Short Sales and Loan Modifications in Bankruptcy Matters

Introduction

Historically, owning a home would be the most significant investment for most consumers. Appreciation has averaged almost 6 percent annually, and over the years the required down payment has decreased to as little as 0 to 5 percent. In addition, many people took advantage of the equity in their home by taking a home equity loan, which offered a lower interest rate then a personal loan or credit cards, and also provided the added advantage of tax deductions. Often times, lenders were providing these loans in excess of the property value.

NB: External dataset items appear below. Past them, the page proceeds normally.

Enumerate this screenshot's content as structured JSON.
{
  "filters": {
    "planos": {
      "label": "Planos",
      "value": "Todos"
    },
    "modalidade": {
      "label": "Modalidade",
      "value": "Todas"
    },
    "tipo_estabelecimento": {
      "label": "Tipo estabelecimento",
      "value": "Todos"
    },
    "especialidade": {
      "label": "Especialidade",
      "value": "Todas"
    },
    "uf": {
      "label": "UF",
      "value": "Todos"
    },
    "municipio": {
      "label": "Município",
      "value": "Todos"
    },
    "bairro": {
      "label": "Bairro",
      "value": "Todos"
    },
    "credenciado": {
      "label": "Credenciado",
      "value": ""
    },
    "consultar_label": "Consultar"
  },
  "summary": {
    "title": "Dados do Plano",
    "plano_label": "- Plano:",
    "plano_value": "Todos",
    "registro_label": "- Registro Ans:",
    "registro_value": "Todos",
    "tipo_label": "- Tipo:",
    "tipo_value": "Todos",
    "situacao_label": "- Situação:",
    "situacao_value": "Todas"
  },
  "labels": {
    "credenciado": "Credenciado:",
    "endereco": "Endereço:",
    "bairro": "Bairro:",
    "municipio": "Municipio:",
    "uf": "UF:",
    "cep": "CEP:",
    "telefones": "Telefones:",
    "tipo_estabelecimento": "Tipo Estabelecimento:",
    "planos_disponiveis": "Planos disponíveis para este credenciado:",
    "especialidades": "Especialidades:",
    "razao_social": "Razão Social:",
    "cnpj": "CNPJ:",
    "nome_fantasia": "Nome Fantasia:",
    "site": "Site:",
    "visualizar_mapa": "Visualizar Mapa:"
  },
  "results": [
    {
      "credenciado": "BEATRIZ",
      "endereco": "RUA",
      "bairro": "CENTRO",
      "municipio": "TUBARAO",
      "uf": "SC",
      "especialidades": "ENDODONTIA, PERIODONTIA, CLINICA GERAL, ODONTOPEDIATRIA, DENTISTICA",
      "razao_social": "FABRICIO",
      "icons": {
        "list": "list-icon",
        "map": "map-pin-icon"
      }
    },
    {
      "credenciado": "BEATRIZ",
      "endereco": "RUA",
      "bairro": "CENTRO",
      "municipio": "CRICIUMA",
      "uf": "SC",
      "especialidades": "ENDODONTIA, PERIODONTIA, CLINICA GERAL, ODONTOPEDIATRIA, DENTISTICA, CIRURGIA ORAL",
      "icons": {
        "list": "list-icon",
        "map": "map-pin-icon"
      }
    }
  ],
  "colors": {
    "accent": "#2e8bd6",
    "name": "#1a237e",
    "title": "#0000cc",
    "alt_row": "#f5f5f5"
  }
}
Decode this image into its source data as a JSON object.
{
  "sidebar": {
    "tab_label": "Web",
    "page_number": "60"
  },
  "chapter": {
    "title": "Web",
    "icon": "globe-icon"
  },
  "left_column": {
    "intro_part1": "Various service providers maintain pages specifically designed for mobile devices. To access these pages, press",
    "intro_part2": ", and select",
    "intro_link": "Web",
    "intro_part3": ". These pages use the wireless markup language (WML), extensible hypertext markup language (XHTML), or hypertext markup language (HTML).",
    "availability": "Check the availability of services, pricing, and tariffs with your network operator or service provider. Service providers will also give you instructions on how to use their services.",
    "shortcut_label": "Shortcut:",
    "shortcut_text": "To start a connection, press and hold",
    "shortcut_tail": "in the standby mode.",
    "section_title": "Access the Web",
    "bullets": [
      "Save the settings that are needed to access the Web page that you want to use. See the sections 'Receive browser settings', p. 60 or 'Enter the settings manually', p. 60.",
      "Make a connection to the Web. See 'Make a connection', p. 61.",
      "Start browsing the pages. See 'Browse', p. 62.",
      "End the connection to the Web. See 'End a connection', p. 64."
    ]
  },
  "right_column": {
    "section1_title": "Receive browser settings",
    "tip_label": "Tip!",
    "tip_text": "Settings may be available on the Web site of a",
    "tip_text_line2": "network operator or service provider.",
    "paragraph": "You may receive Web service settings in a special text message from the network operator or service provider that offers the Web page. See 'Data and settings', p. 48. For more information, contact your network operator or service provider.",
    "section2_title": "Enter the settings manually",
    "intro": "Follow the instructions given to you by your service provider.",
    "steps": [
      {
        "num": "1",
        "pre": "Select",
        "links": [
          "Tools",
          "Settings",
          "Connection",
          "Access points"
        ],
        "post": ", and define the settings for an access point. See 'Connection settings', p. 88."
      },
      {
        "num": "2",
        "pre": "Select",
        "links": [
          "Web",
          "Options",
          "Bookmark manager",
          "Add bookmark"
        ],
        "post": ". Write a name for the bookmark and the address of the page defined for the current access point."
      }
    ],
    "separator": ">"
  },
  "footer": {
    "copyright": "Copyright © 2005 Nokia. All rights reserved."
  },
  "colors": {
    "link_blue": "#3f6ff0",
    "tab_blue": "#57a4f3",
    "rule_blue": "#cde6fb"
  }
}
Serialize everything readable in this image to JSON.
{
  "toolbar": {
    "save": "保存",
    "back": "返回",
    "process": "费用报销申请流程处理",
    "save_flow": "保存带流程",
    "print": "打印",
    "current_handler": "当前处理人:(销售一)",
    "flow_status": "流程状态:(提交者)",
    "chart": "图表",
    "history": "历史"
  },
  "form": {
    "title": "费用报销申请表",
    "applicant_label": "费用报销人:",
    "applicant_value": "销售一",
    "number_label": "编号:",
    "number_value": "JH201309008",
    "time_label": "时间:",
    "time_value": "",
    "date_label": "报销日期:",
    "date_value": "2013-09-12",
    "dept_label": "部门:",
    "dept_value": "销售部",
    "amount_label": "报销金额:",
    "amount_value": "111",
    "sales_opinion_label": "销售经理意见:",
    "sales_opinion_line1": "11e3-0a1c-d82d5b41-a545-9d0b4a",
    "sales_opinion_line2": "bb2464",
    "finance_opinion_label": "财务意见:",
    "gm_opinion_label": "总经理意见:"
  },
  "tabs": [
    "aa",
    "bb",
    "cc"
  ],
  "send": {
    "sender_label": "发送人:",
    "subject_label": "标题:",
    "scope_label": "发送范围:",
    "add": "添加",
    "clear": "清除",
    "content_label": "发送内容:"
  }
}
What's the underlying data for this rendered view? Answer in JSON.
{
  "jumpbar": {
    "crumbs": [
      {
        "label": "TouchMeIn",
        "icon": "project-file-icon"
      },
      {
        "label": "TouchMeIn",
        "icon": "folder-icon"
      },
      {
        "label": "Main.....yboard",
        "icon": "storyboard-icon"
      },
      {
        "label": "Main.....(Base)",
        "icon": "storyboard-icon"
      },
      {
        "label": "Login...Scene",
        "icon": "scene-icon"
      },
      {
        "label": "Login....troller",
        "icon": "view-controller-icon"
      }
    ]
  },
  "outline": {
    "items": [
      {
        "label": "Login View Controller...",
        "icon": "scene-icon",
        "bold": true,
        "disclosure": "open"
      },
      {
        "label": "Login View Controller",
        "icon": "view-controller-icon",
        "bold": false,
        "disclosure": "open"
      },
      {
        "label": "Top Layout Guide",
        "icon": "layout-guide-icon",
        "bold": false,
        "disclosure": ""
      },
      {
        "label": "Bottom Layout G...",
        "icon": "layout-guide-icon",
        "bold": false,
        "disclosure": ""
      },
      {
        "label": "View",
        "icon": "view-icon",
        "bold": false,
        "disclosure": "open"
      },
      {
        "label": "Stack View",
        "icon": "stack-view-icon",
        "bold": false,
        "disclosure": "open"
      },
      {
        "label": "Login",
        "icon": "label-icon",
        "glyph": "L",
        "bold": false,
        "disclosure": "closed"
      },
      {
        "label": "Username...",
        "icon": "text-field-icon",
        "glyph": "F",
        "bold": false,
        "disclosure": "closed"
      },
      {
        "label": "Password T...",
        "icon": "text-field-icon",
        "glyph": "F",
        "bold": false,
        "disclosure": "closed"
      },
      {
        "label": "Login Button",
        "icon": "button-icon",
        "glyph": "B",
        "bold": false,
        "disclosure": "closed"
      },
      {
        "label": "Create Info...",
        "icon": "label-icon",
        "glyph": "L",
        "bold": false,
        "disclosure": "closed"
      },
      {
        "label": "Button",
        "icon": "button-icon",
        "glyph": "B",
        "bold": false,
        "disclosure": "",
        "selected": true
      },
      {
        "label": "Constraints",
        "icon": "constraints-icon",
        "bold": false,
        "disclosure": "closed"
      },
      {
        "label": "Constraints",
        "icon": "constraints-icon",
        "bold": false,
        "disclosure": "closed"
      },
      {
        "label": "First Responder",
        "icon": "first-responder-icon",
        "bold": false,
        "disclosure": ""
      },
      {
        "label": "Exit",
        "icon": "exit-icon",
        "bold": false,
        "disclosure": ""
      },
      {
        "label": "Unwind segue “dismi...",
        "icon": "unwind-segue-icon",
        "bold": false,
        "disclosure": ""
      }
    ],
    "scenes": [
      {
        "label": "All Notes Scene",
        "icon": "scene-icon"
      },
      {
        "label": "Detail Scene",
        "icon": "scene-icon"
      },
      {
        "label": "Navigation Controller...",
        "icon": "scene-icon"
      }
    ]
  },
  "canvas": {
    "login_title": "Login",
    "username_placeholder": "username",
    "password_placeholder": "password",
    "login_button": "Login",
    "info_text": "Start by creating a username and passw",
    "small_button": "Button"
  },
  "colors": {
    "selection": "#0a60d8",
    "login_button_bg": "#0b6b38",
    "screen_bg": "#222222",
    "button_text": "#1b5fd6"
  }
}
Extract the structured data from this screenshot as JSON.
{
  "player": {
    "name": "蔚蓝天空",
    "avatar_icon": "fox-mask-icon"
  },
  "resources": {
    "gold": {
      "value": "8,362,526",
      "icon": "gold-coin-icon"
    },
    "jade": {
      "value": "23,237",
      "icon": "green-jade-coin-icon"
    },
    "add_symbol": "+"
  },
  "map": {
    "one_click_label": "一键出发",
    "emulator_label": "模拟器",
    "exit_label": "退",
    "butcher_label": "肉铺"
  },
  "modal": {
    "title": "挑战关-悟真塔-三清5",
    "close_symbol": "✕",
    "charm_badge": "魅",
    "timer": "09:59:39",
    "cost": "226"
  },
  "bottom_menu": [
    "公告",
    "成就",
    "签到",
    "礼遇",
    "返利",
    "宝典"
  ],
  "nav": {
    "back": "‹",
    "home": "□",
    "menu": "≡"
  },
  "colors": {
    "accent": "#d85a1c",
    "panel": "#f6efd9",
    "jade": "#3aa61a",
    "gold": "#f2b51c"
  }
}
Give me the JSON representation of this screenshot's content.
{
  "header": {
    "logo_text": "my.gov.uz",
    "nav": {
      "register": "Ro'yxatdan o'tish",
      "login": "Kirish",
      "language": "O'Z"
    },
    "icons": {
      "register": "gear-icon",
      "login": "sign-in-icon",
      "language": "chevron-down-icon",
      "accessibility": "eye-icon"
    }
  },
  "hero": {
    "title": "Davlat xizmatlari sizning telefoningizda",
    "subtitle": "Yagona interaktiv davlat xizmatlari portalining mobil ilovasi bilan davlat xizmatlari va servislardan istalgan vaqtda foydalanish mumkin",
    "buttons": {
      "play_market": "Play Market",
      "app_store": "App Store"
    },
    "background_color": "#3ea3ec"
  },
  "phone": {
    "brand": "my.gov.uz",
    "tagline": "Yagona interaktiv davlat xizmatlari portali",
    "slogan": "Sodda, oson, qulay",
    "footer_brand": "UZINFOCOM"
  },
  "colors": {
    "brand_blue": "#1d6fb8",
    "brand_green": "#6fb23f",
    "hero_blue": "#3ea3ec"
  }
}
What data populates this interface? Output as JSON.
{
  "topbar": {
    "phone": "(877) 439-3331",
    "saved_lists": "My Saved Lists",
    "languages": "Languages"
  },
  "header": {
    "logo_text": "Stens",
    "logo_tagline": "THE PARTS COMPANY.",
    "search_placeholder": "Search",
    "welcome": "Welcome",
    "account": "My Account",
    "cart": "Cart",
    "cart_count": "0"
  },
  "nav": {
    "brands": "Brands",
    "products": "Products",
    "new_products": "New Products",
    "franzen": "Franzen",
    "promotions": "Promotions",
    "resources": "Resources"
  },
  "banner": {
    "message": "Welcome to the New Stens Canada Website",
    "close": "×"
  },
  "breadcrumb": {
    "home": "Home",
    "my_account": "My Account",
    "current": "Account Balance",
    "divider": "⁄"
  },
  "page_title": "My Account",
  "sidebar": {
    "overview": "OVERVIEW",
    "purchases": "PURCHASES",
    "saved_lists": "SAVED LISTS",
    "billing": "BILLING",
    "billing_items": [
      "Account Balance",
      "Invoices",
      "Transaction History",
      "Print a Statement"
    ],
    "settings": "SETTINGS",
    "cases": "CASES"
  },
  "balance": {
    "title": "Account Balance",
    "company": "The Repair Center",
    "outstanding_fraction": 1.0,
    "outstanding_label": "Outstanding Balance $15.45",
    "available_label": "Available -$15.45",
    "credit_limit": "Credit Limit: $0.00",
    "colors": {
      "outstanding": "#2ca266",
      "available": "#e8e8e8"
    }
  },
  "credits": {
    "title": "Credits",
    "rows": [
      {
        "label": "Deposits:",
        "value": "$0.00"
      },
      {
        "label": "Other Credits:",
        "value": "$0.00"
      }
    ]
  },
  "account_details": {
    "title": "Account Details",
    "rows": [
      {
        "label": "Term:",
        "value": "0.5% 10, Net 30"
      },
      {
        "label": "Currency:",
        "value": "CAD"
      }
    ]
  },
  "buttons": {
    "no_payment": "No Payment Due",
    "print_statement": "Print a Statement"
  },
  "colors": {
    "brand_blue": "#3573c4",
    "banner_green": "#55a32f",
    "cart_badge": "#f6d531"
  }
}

Very few people anticipated the mortgage crisis that we currently face. As of this date, over 250 major mortgage lenders have gone out of business and lending has been restricted such that at least 50 percent of people who would have been eligible in the past are no longer able to obtain financing. Foreclosures have increased by over 55 percent in the previous year and up until recently, foreclosures have reached a high of 300,000-400,000 per month. As a result, for the first time in recent history, home values have continued to depreciate and have fallen in this area anywhere from 5 to 10 percent per year in 2007, 2008 and 2009.

Short Sales

As a result, many people have considered a short sale as a viable option. A short sale is the sale of a home when seller proceeds do not pay off the existing loan(s) and a lender accepts a discounted payoff to fully satisfy the loan. You do not have to be behind on your mortgage to consider a short sale. Mortgage lenders currently recognize the reality of today’s market values. In a short sale, the mortgage company allows the real estate fees and other costs to be paid out of the proceeds. There should be no fees to the seller. Any realtor familiar with representing a seller should not charge a commission to the seller, as the commission is negotiated between the real estate company and the lender. In some cases, the lender may request that the debtor sign an unsecured note for part of the shortage on the property. If this promissory note is necessary to complete the short sale, this debt becomes fully unsecured and may be discharged in a bankruptcy. If possible, it is important from a credit standpoint to avoid a sheriff’s sale. By nearly any measure, a sheriff’s sale is the most damaging event your credit status can encounter—worse than a bankruptcy. In the course of getting your short sale approved, you may miss your mortgage payments and these events will show up on your credit. Generally, a short sale shows on your credit report as “account closed” or “pays as agreed”. Keep in mind 25 percent or more of all homes have debt greater than the current market value. This means that having to do a short sale is a reflection of today’s market, conditions that are beyond your control. By avoiding sheriff’s sale, you may likely to be able to resume normal borrowing much more quickly.

Mortgage Stripdown

Lenders do not approve all short sales. Often times, bankruptcy works in conjunction with the short sale attempt to ensure that the debtor is fully protected. Another option is that rather than a short sale, a Chapter 13 bankruptcy may be appropriate, which may include a stripdown, which is an elimination of a second loan on the property, i.e., home equity loan, second mortgage, etc. A stripdown may only occur if the fair market value of the real estate supports only the first loan and there is no equity to support even $1.00 of the second loan.

Loan Modifications

The Obama Administration has recently introduced A Making Homes Affordable Program. The Obama Administration has guidelines for lenders to modify loans by reducing the payments to 31 percent of your income. The government offers incentives to lenders who modify loans. The most important factor is providing documentation establishing your ability to pay and home evaluations. Currently, less than 15 percent are actually approved. There are other loan modifications that may be offered directly through your lender. The chance of obtaining a modification that reduces your payments will vary with each lender and the type of loan.

Warning: There are many new for-profit companies that solicit homeowners to provide services relating to a modification. These companies usually charge a large fee upfront, promising to get your mortgage modified and very seldom produce. Please be wary of signing with any of these modification companies and research them carefully before making any decisions.

Conclusion

It is important that prior to determining if a short sale is appropriate, you speak with an attorney who can discuss the benefits and detriments as it relates to your individual situation. Other options may make more sense, including a Chapter 13 bankruptcy with a lien stripdown. Furthermore, it is extremely important that if a short sale is appropriate that you list your property for sale with a realtor who has extensive experience handling short sales and dealing with local and national lenders. A short sale rarely resolves all of a debtor’s financial concerns but may be part of the puzzle in providing greater financial freedom.